Why This Time is Different

  • “The Civil War era represents an obvious extreme point in the intensity of divisions, yet the period of partisan polarization was remarkably brief: The major American parties featured deep internal divisions on slavery up until the mid-to-late 1850s, and the new Republican majority became deeply divided over Reconstruction and key economic questions soon after the war ended.”

Questions and Notes

  • Why are business interest groups not more bipartisan? For instance, if the US Chambers of Commerce is going hard R, is it a sign that it represents businesses of a particular sector/region? Is the consolidation of the economy (GDP) in cities causing this? If so, then how does the oncoming WFH change affect these things?
  • Given wide swings in policy regimes are expensive for business—for one, they cannot plan, what are the kinds of plays eventually big businesses will come up with. In some ways, for instance, Twitter banning Trump is predictable. Businesses will opt for stability where they can.
  • The more frightening turn in American politics is toward populism and identity politics—so much for the end of politics.
  • The party coalitions keep evolving. For instance, in 2020, poor White people were firmly in the column of Republicans. While as late as 2004, as Bartels pointed out, they were not.

Liberalizing Daughters: Do Daughters Cause MCs to be Slightly More Liberal on Women’s Issues?

25 Dec

Two papers estimate the impact of having a daughter on Members of Congress’ (MC’s) position on women’s issues. Washington (2008) finds that each additional daughter (conditional on the number of children) causes about a 2 point increase in liberalism on women’s issues using data from the 105th to 108th Congress. Costa et. al 2019 use data from 110th to 114th Congress to find there is a noisily estimated small effect that cannot be distinguished from zero.

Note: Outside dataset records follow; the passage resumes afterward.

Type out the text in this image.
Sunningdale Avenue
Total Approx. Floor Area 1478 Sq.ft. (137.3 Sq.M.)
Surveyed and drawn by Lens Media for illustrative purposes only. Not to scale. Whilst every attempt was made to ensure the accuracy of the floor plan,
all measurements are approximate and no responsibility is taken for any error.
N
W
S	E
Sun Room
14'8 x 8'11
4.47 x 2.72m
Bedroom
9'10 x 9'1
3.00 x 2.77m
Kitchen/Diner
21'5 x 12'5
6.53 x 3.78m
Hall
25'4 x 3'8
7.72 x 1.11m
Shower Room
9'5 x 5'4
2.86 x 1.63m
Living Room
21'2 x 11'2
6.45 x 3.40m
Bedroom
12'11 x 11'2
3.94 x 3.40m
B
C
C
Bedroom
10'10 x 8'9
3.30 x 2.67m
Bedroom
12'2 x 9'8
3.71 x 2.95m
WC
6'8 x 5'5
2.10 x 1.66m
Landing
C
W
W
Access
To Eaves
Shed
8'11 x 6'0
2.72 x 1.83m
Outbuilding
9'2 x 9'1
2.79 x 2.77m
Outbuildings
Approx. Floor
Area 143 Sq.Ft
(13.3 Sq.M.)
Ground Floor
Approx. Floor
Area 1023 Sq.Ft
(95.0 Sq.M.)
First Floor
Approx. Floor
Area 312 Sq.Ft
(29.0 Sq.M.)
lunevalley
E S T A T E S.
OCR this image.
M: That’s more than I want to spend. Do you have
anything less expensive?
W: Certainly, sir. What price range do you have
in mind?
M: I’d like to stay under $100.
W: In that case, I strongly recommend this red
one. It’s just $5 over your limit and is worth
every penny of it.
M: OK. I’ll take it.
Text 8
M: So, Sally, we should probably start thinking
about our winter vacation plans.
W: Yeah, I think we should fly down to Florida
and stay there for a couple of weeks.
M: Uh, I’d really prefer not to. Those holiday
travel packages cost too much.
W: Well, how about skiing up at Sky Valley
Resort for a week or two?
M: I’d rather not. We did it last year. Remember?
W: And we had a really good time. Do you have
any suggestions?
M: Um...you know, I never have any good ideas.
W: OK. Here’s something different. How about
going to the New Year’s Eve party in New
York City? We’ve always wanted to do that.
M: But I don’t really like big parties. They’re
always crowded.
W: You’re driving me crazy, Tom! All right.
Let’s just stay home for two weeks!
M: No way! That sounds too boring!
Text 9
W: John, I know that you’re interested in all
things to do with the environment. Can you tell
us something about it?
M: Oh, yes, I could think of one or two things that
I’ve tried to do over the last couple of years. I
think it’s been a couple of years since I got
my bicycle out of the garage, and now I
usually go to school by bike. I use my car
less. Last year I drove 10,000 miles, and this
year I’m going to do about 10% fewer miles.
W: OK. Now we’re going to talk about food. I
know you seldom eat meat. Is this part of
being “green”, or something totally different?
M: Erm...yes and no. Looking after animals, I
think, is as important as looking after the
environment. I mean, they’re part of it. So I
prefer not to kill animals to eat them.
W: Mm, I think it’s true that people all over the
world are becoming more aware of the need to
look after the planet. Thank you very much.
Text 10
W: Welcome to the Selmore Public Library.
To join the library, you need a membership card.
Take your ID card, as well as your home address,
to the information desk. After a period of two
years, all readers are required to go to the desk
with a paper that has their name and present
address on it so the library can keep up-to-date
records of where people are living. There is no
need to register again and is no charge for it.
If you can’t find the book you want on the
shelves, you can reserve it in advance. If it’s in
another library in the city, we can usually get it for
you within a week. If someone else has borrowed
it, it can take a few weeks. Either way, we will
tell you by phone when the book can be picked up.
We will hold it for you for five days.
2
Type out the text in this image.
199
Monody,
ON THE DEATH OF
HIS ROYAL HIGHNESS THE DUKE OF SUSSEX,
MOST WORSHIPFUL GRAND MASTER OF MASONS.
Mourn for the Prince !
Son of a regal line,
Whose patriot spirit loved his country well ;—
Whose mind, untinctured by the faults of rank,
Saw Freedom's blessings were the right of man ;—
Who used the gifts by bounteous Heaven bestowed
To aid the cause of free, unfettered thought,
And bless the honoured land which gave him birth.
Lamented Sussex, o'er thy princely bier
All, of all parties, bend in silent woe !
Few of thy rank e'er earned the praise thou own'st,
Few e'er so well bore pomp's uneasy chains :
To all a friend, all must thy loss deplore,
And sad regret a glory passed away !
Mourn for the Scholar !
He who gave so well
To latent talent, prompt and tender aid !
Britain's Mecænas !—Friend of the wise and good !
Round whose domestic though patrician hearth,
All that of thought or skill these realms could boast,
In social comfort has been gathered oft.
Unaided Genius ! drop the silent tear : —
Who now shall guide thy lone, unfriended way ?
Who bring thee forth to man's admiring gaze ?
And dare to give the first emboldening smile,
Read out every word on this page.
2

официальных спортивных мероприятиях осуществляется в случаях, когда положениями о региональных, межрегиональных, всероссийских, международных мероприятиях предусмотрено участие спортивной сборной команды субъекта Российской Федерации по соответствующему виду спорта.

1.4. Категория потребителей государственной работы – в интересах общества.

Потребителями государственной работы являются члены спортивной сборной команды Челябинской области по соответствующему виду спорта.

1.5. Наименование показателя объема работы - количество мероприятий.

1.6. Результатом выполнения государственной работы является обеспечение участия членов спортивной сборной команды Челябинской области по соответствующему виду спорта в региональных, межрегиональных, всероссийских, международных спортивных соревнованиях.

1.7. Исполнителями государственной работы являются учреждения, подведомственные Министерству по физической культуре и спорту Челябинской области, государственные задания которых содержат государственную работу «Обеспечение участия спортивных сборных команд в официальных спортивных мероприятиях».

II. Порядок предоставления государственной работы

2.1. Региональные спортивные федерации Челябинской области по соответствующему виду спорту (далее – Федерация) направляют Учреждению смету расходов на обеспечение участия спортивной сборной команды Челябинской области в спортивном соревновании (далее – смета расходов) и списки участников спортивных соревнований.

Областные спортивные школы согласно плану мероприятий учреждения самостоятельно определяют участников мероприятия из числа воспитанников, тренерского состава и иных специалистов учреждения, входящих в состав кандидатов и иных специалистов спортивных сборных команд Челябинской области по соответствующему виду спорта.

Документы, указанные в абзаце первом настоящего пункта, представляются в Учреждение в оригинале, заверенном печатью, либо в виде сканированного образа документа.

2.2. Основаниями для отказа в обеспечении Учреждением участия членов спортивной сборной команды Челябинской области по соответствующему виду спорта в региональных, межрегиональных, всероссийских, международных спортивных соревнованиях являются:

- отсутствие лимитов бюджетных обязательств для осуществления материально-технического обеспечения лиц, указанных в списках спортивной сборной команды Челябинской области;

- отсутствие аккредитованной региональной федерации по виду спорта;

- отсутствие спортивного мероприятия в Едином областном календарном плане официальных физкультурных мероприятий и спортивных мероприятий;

Same Number, Different Interpretation

Washington (2008) argues that a 2 point effect is substantive. But Costa et al. argue that a 2–3 point change is not substantively meaningful.

“In all five specifications, the score increases by about two points with each additional daughter parented. For all but the 106th Congress, the number of female children coefficient is significantly different from zero at conventional levels. While that two point increase may seem small relative to the standard deviations of these scores, note that the female legislators, on average, score a significant seven to ten points higher on these rating scores. In other words, an additional daughter has about 25% of the impact on women’s issues that one’s own gender has.”

From Washington 2008

“The lower bound of the confidence interval for the first coefficient in Model
1, the effect of having a daughter on AAUW rating, is −3.07 and the upper
bound is 2.01, meaning that the increase on the 100-point AAUW scale for
fathers of daughters could be as high as 2.01 at the 90% level, but that AAUW
score could also decrease by as much as 3.07 points for fathers of daughters,
which is in the opposite direction than previous literature and theory would
have us expect. In both directions, neither the increase nor the decrease is
substantively very meaningful.

From Costa et. al 2019

Different Numbers

The two papers—Washington’s and Costa et al.—come to different conclusions. But why? Besides different data, there are fair many other differences in modeling choices including (p.s. this is not a comprehensive list):

  1. How the number of children are controlled for. Washington uses fixed effects for the number of children. This makes sense if you conceive the number of daughters as a random variable within people with the same number of children. Another way to think of it is as a block randomized experiment. Costa et al. write, “Following Washington (2008), we also include a control variable for the total number of children a legislator has.” But control for it linearly.
  2. Dummy Vs. Number of Daughters. Costa et al. have a ‘has daughter’ dummy that codes as 1 any MC with 1 or more daughter while Washington uses the number of daughters as the ‘treatment’ variable.

Common Issues

The primary dependent variable is votes chosen by an interest group. Doing so causes multiple issues. The first is incommensurability across time. The chosen votes are different because not only is the selection process in choosing the votes is likely different but also the selection process that goes into what things come to vote. So it could be the case that the effect hasn’t changed but the measurement instrument has. The second issue is that interest groups are incredibly strategic in choosing the votes. And that means they choose votes that don’t always have a strong, direct, unique, and obvious relationship to women’s welfare. For instance, AAUW chose the vote to confirm Neil Gorsuch as one of the votes. There are likely numerous considerations that go into voting for Neil Gorsuch, including conflicting considerations about women’s welfare. For instance, a senator who supports the women’s right to choose may vote for Neil Gorsuch even if there is concern that the judge will vote against it because they may think Gorsuch would support liberalizing the economy further which will have a beneficial impact on women’s economic status, which the senator may view as more important. Third, the number of votes chosen is tiny. For the 115th Congress, for the Senate, there are only 7 votes and only 6 for the House of Representatives. Fourth, it seems the papers treat the House of Representatives and Senate interchangeably when the votes are different. Fifth, one of the issues with imputing ideology from congressional votes is that the issues over which people get to express preferences is limited. So the implied differences are generally smaller than actual ideological differences. The point affects how we interpret the results.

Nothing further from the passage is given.